Earlier this week it emerged that NHS Direct is moving to hire call centre managers with no medical experience. Currently about 41 per cent of staff are not medically trained. Plans would cut nurse managers to one in 39 staff, Pulse reports.

Speaking to the Local Medical Committees Conference, Dr Buckman outlined a list of things that should be "consigned to the dustbin of history". These included "wasteful PFI schemes, management consultants, the bureaucracy of the NHS market, management tiers that seem to exist to do little more than micromanage general practice, and patient surveys that provide no benefit to patients".

NHS Direct costs £123m a year and serves five million people who phone its call centres, and another five million who use its website. It deals with another five million calls in response to other services commissioned locally or nationally.

Nick Chapman, chief executive of NHS Direct, defended the service which he claimed pays for itself in stopping people from using other NHS resources instead.

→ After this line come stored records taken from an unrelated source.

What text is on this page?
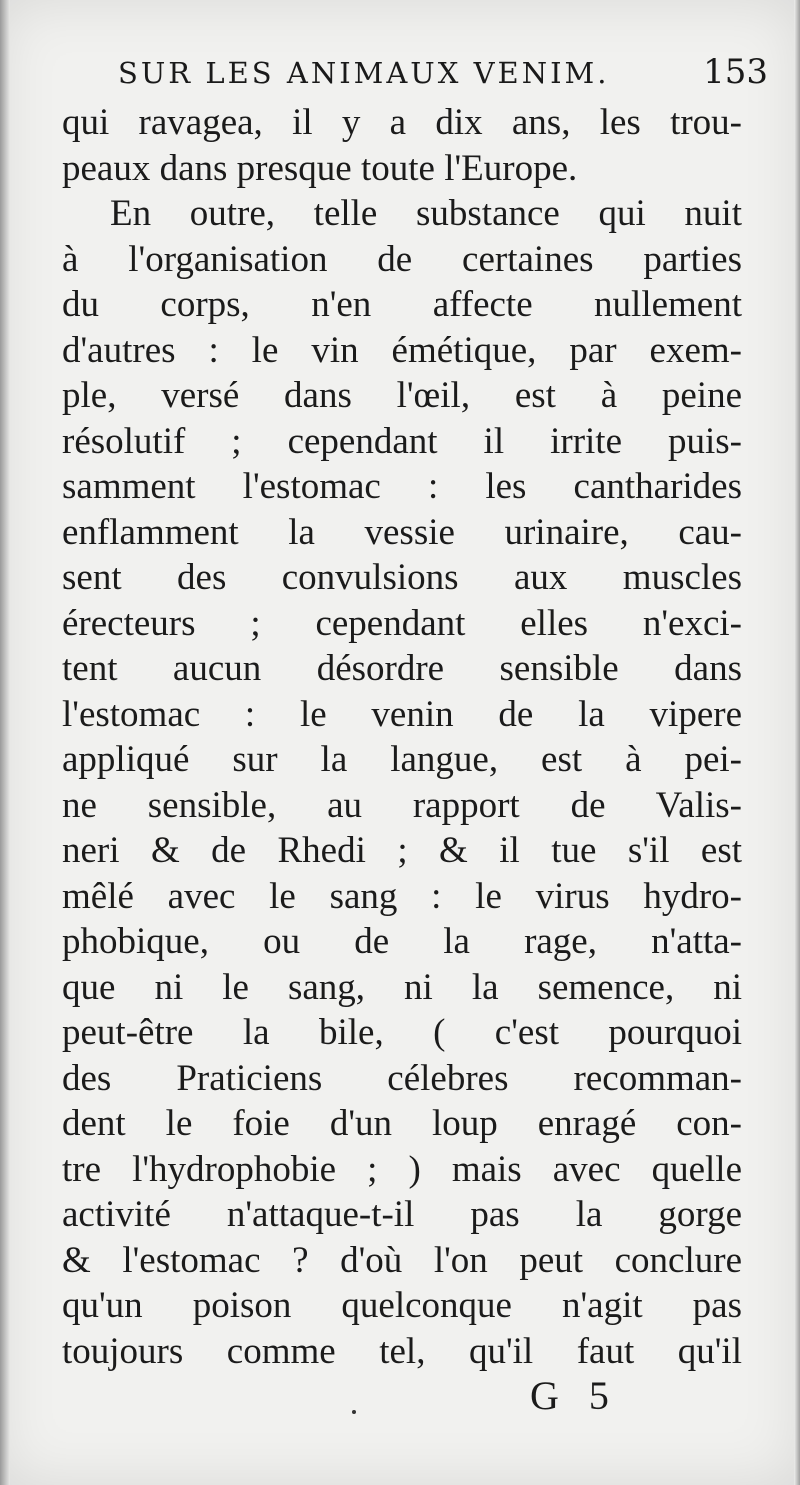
SUR LES ANIMAUX VENIM.	153
qui ravagea, il y a dix ans, les trou-
peaux dans presque toute l'Europe.
En outre, telle substance qui nuit
à l'organisation de certaines parties
du corps, n'en affecte nullement
d'autres : le vin émétique, par exem-
ple, versé dans l'œil, est à peine
résolutif ; cependant il irrite puis-
samment l'estomac : les cantharides
enflamment la vessie urinaire, cau-
sent des convulsions aux muscles
érecteurs ; cependant elles n'exci-
tent aucun désordre sensible dans
l'estomac : le venin de la vipere
appliqué sur la langue, est à pei-
ne sensible, au rapport de Valis-
neri & de Rhedi ; & il tue s'il est
mêlé avec le sang : le virus hydro-
phobique, ou de la rage, n'atta-
que ni le sang, ni la semence, ni
peut-être la bile, ( c'est pourquoi
des Praticiens célebres recomman-
dent le foie d'un loup enragé con-
tre l'hydrophobie ; ) mais avec quelle
activité n'attaque-t-il pas la gorge
& l'estomac ? d'où l'on peut conclure
qu'un poison quelconque n'agit pas
toujours comme tel, qu'il faut qu'il
G 5
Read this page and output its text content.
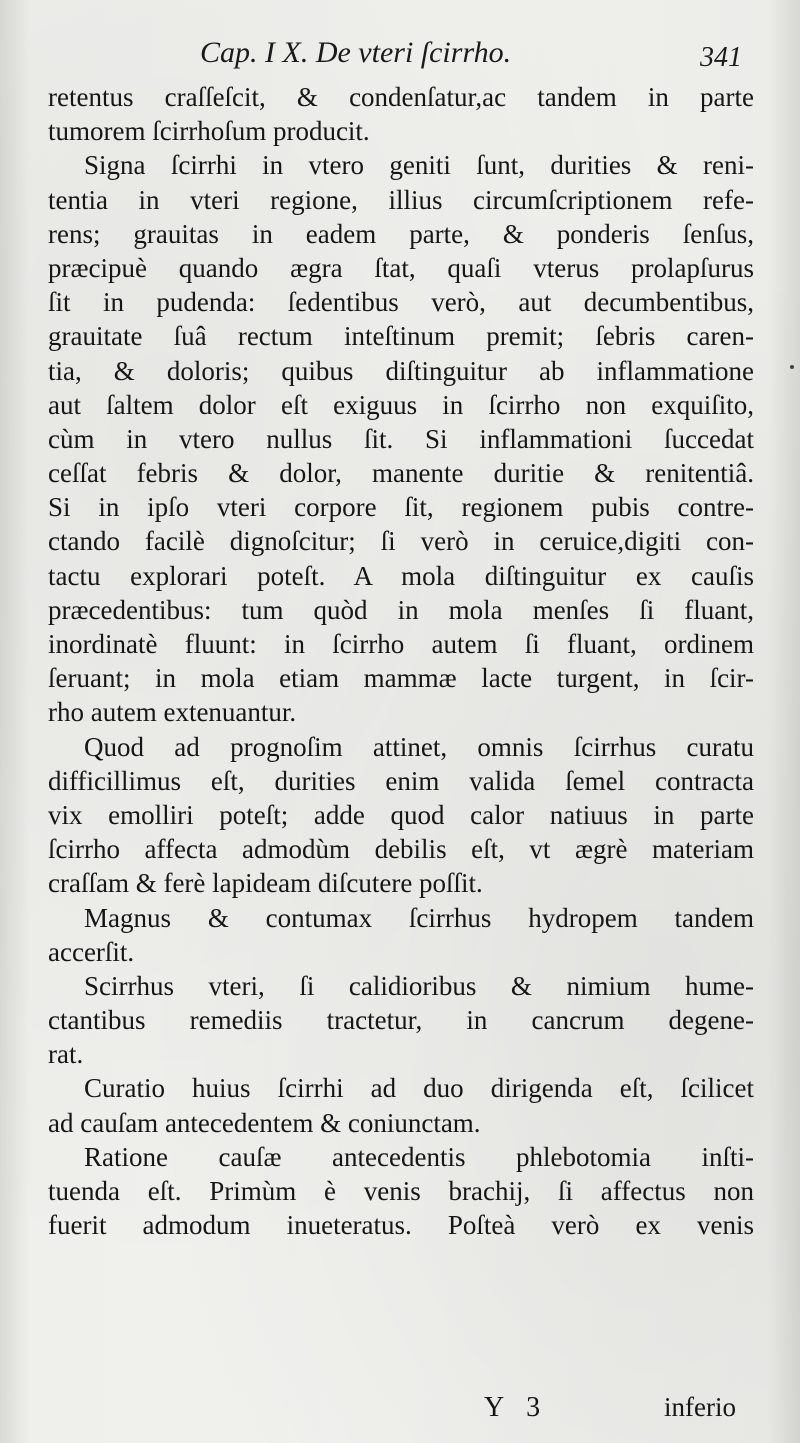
Cap. I X. De vteri ſcirrho.	341
retentus craſſeſcit, & condenſatur,ac tandem in parte
tumorem ſcirrhoſum producit.
Signa ſcirrhi in vtero geniti ſunt, durities & reni-
tentia in vteri regione, illius circumſcriptionem refe-
rens; grauitas in eadem parte, & ponderis ſenſus,
præcipuè quando ægra ſtat, quaſi vterus prolapſurus
ſit in pudenda: ſedentibus verò, aut decumbentibus,
grauitate ſuâ rectum inteſtinum premit; ſebris caren-
tia, & doloris; quibus diſtinguitur ab inflammatione
aut ſaltem dolor eſt exiguus in ſcirrho non exquiſito,
cùm in vtero nullus ſit. Si inflammationi ſuccedat
ceſſat febris & dolor, manente duritie & renitentiâ.
Si in ipſo vteri corpore ſit, regionem pubis contre-
ctando facilè dignoſcitur; ſi verò in ceruice,digiti con-
tactu explorari poteſt. A mola diſtinguitur ex cauſis
præcedentibus: tum quòd in mola menſes ſi fluant,
inordinatè fluunt: in ſcirrho autem ſi fluant, ordinem
ſeruant; in mola etiam mammæ lacte turgent, in ſcir-
rho autem extenuantur.
Quod ad prognoſim attinet, omnis ſcirrhus curatu
difficillimus eſt, durities enim valida ſemel contracta
vix emolliri poteſt; adde quod calor natiuus in parte
ſcirrho affecta admodùm debilis eſt, vt ægrè materiam
craſſam & ferè lapideam diſcutere poſſit.
Magnus & contumax ſcirrhus hydropem tandem
accerſit.
Scirrhus vteri, ſi calidioribus & nimium hume-
ctantibus remediis tractetur, in cancrum degene-
rat.
Curatio huius ſcirrhi ad duo dirigenda eſt, ſcilicet
ad cauſam antecedentem & coniunctam.
Ratione cauſæ antecedentis phlebotomia inſti-
tuenda eſt. Primùm è venis brachij, ſi affectus non
fuerit admodum inueteratus. Poſteà verò ex venis
Y 3	inferio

He said that more than half of all calls or visits to the website led to people treating themselves at home.

Chapman said: “There is evidence that NHS Direct more than pays for itself through the reduction in demand on face to face services. We have conducted analysis with our commissioner (East of England SHA), which shows that in 2008 we saved the NHS £162m by reducing demand on face-to-face services.

"This includes £106m through reduced demand on emergency care (A&E and 999), and in the order of £56 million on other primary care providers. This includes 1.7 million GP consultations that were avoided through patients calling NHS Direct."

All these proposed savings seem dwarfed by the £12.7bn being spent on the NHS's delayed IT programme. Or the millions the Department of Health also spends on consultants. In 2008 - 2009 DoH, excluding Connecting for Health which runs the technology programme, gave £12m to Ernst & Young, £9m to McKinsey and £4.9m to PA Consulting. Total spending on external consultants was £102m.

Buckman described the SCR scheme as "wrongly-consented - patients currently have to opt out if they do not wish to have their records uploaded to a central spine".

He also questioned the value for money offered by walk-in centres.

The service might not be liked by doctors but it is well-loved by patients, and those caring for the infamous germ factories that are young children. It also contrasts dramatically with the famously unhelpful phone manner of the traditional GP's receptionist.